Si Noukous mérite malgré tout un détour, c’est car elle abrite le plus grand musée d’Ouzbékistan : le musée Savitsky. C’est dans ce musée qu’est exposée la collection de peintures rassemblées par Igor Savitsky, qu’il sauva ainsi de leur destruction voulu par Staline. La collection a ensuite été enrichie d’œuvres russes ou centrasiatiques postérieures.
quelques tableaux (photos prises au téléphone)
Après avoir fait le tour des collections du musée, vu qu’il est encore tôt, je décide de me visiter un site repéré dans mon guide : la nécropole de Mizdakhan. Ce site archéologique abrite un immense cimetière utilisé depuis des millénaires. L’époque où l’Asie centrale pratiquait massivement le zoroastrisme, l’antique religion iranienne. Selon les zoroastriens, le premier humain, Gayoumars, y serait enterré.

Se rendre sur le site n’aura pas été évident. Aucun transport public ne dessert la zone et aucun chauffeur de taxi de Noukous ne semblait en avoir entendu parler, malgré le fait qu’il ne se situe qu’à quelques kilomètres, le long de la route principale menant au poste-frontière avec le Turkménistan. Au final, malgré les quelques tombes de saints islamiques restaurées, le site s’avère plutôt décevant.


C’est ainsi que se termine mon incursion dans cette région hors des sentiers battus. Pas vraiment de site majeur ici, mais pas inintéressant à caler dans un itinéraire si vous avez du temps en Ouzbékistan.
CÔTÉ PRATIQUE
Venir au Karakalpakstan
Les deux principales gares de la région sont Noukous et Koungrad, où je débarque après une nuit de train depuis Samarcande. De là, je pars en marshroutka pour Moynaq (compter environ 1h sans l’attente).

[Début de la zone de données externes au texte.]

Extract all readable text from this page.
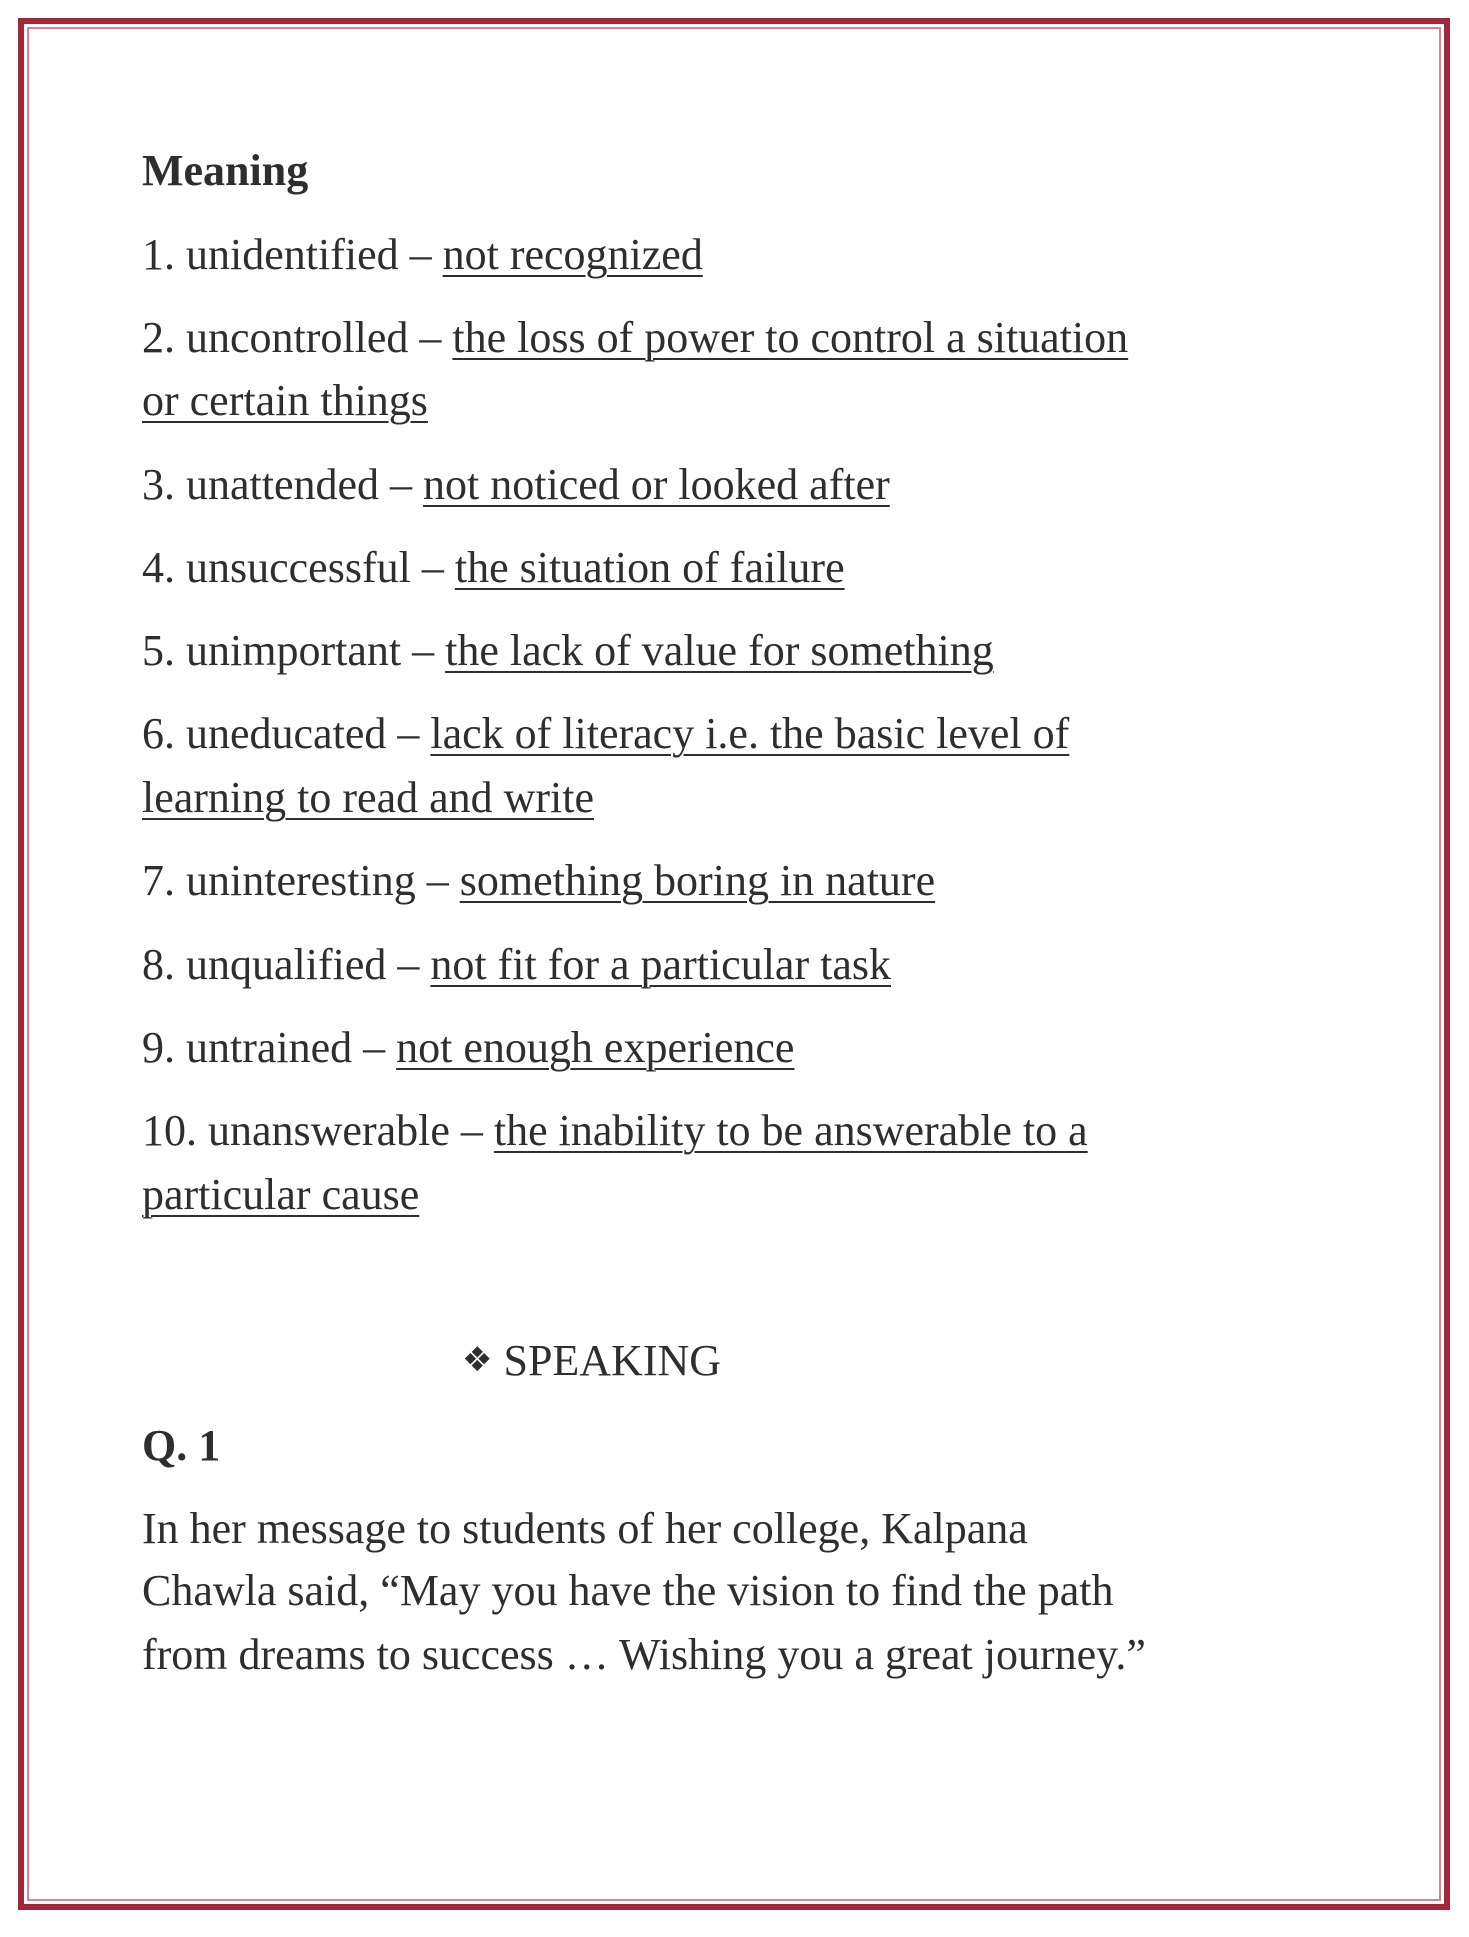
Meaning
1. unidentified – not recognized
2. uncontrolled – the loss of power to control a situation
or certain things
3. unattended – not noticed or looked after
4. unsuccessful – the situation of failure
5. unimportant – the lack of value for something
6. uneducated – lack of literacy i.e. the basic level of
learning to read and write
7. uninteresting – something boring in nature
8. unqualified – not fit for a particular task
9. untrained – not enough experience
10. unanswerable – the inability to be answerable to a
particular cause
❖ SPEAKING
Q. 1
In her message to students of her college, Kalpana
Chawla said, “May you have the vision to find the path
from dreams to success … Wishing you a great journey.”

Pour quitter Moynaq, je négocie une voiture pour aller directement à Noukous. Le prix est dérisoire pour 3h de route.
Enfin, pour quitter le Karakalpakstan et rejoindre ma prochaine destination, Khiva, c’est en taxi partagé que je poursuis mon voyage.
Où dormir ?
Noukous est la seule ville de la région qui donne un tant soit peu envie de s’y attarder. L’hôtel Jipek Joli est la meilleure option.
Après ces deux jours sous la pluie au Karakalpakstan, je retourne vers le côté « brillant » de l’Ouzbékistan avec la magnifique cité de Khiva, bien protégée derrière ses remparts.